Bałkany i panujące tam zwyczaje poznałam już dzięki książkom Skarlet&Albert. Tutaj dostałam potwierdzenie tego, że ludzie tam żyjący znacznie różnią się od nas Polaków. U nich wszystko bierze się na spokojnie, nie żyje się w ciągłym pędzie jak u nas. Autorka z wielką miłością opisuje życie bałkańskie. To właśnie tam w Sarajewie poznała swojego obecnego męża. Zakochali się w sobie od pierwszego wejrzenia. Wspólnie spędzali czas, poznając się nawzajem. A później rozdzieliła ich wojna, Joanna nie miała kontaktu z Sejo, nie wiedziała czy żyje. Ale uczucie nie wygasło, wręcz wzrosło. Autorka za wszelką cenę starała się dowiedzieć, czy jej ukochany żyje, czy wszystko z nim w porządku. Pisali do siebie listy, które nie zawsze docierały, a jak już docierały to wielokrotnie z opóźnieniem wielomiesięcznym.

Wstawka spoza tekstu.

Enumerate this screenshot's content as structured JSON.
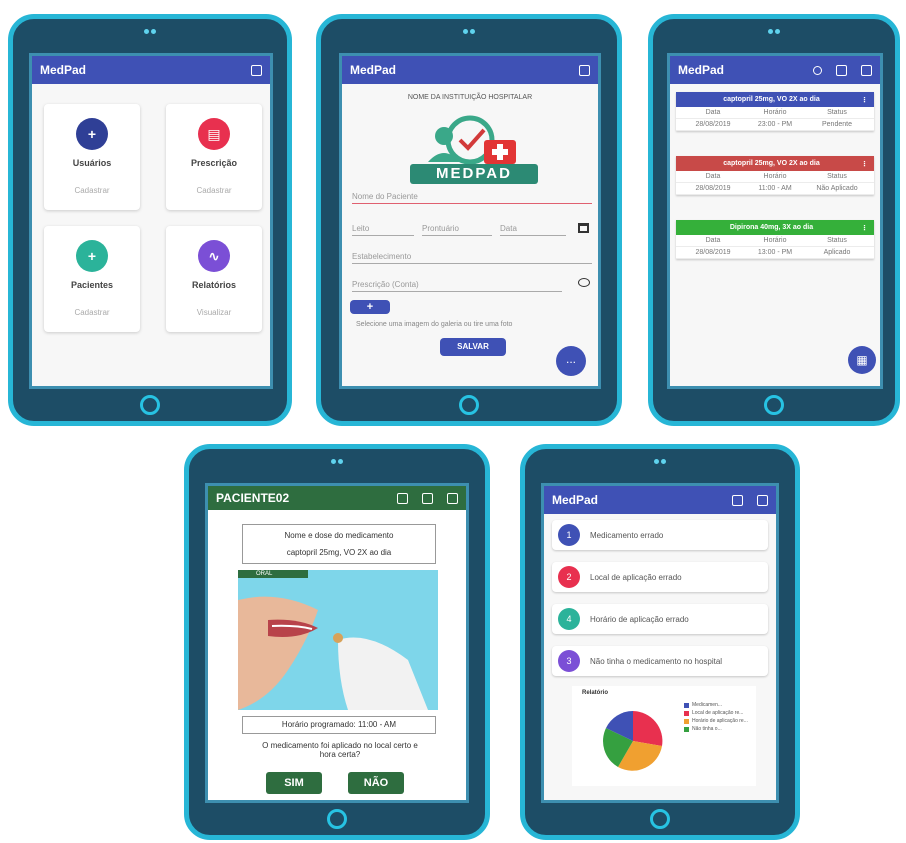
{
  "colors": {
    "frame": "#1d4d66",
    "frame_border": "#27b6d6",
    "primary": "#3f51b5",
    "patient_green": "#2e6d3f",
    "red_card": "#c84a48",
    "green_card": "#35b03a"
  },
  "app_name": "MedPad",
  "screen1": {
    "cards": [
      {
        "label": "Usuários",
        "action": "Cadastrar",
        "color": "#2f3f96",
        "icon": "add-user-icon"
      },
      {
        "label": "Prescrição",
        "action": "Cadastrar",
        "color": "#e8304f",
        "icon": "prescription-icon"
      },
      {
        "label": "Pacientes",
        "action": "Cadastrar",
        "color": "#2bb39a",
        "icon": "add-patient-icon"
      },
      {
        "label": "Relatórios",
        "action": "Visualizar",
        "color": "#7b4fd6",
        "icon": "chart-icon"
      }
    ]
  },
  "screen2": {
    "institution": "NOME DA INSTITUIÇÃO HOSPITALAR",
    "logo_text": "MEDPAD",
    "fields": {
      "name": "Nome do Paciente",
      "leito": "Leito",
      "prontuario": "Prontuário",
      "data": "Data",
      "estabelecimento": "Estabelecimento",
      "prescricao": "Prescrição (Conta)"
    },
    "add_label": "+",
    "hint": "Selecione uma imagem do galeria ou tire uma foto",
    "save_label": "SALVAR",
    "fab_label": "..."
  },
  "screen3": {
    "cards": [
      {
        "title": "captopril 25mg, VO 2X ao dia",
        "color": "#3f51b5",
        "cols": [
          "Data",
          "Horário",
          "Status"
        ],
        "values": [
          "28/08/2019",
          "23:00 - PM",
          "Pendente"
        ]
      },
      {
        "title": "captopril 25mg, VO 2X ao dia",
        "color": "#c84a48",
        "cols": [
          "Data",
          "Horário",
          "Status"
        ],
        "values": [
          "28/08/2019",
          "11:00 - AM",
          "Não Aplicado"
        ]
      },
      {
        "title": "Dipirona 40mg, 3X ao dia",
        "color": "#35b03a",
        "cols": [
          "Data",
          "Horário",
          "Status"
        ],
        "values": [
          "28/08/2019",
          "13:00 - PM",
          "Aplicado"
        ]
      }
    ]
  },
  "screen4": {
    "patient": "PACIENTE02",
    "med_title": "Nome e dose do medicamento",
    "med_value": "captopril 25mg, VO 2X ao dia",
    "route": "ORAL",
    "schedule": "Horário programado: 11:00 - AM",
    "question": "O medicamento foi aplicado no local certo e hora certa?",
    "yes": "SIM",
    "no": "NÃO"
  },
  "screen5": {
    "items": [
      {
        "num": "1",
        "text": "Medicamento errado",
        "color": "#3f51b5"
      },
      {
        "num": "2",
        "text": "Local de aplicação errado",
        "color": "#e8304f"
      },
      {
        "num": "4",
        "text": "Horário de aplicação errado",
        "color": "#2bb39a"
      },
      {
        "num": "3",
        "text": "Não tinha o medicamento no hospital",
        "color": "#7b4fd6"
      }
    ],
    "chart_label": "Relatório",
    "legend": [
      {
        "name": "Medicamen...",
        "color": "#3f51b5"
      },
      {
        "name": "Local de aplicação re...",
        "color": "#e8304f"
      },
      {
        "name": "Horário de aplicação re...",
        "color": "#f0a030"
      },
      {
        "name": "Não tinha o...",
        "color": "#35a040"
      }
    ]
  }
}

“Rozmawialiśmy długo, bo nikt z nas nie chciał przerwać tego spotkania i tkliwego nastroju, jaki wytworzył się między nami, bez względu na gwar i ruchliwe towarzystwo obok. Nie mogłam uwierzyć, ale przy tym człowieku poczułam klimat mojego domu – nagle i tak po prostu. Powietrze wypełniła wyjątkowa intymność i czułość, którą wraz z każdym oddechem próbowałam zachłannie w siebie zaczerpnąć i zatrzymać. Pozwalałam jej wdzierać się w każdy zakątek mojego serca, umysłu i ciała.”
Czytając czułam ogrom emocji, które towarzyszyły autorce w jej walce o miłość. To przepiękna i prawdziwa historia niezwykłej miłości pomiędzy Polką i Bośniakiem, napisana w pięknym stylu. Oddaje realia wojny i tragizm konfliktu na Bałkanach, widziany oczami ludzi, którzy brali w nim czynny udział. Autorka nie koloryzuje, nie ubarwia, tylko pisze jak było. To, co przeszli Ci ludzie jest okropne. Podziwiam autorkę za niezwykłą odwagę, za jej niezwyciężoną miłość i ogrom nadziei na lepsze jutro.
Muszę Wam się przyznać, iż książkę przeczytałam wczoraj. W nocy śniły mi się obrazy o których czytałam w powieści Joanny Stovrag, głównie były to obrazy wojny, czułam nieopisany ból tych ludzi, którzy w niej uczestniczyli. Nigdy wcześniej nic takiego mi się nie zdarzyło. To udowadnia jak daleko w moją psychikę zapadła treść owej powieści. Z całą pewnością nie zapomnę o tej książce.
Jeśli szukacie książki, która poruszy każdy zakamarek Waszej duszy, to z całą pewnością dobrze trafiliście. Będziecie mieli okazję poznać nie tylko piękne Bałkany, ale również poznać tragizm wojny widziany oczami ludzi, którym przyszło brać w niej udział. Książka poruszy serce każdego, gwarantuję.
“Czasami widoki, które ujrzymy, stają się naszymi niechcianymi towarzyszami. Idą z nami krok w krok. Kiedy odbiegamy, one też przyśpieszają. Są nachalne, wręcz natrętne. Śmieją się z nas nonszalancko, bo są świadome swojej siły. Wiedzą, że nawet przespane noce nie wyrzucą ich z pamięci człowieka. Takie były widoki śladów wojny. Wdzierały się do oczu, myśli i serca.”
“Chwila na miłość” to historia o której nie sposób zapomnieć. Jeśli przeczytasz, to wierz mi, że zapadnie w Twoje serce już na zawsze i nie pozwoli o sobie zapomnieć. Miłość jest w stanie przetrwać wszystko, a uczucia są najlepszą motywacją, aby brnąć wciąż do przodu i nigdy się nie poddawać. Polecam z całego serca!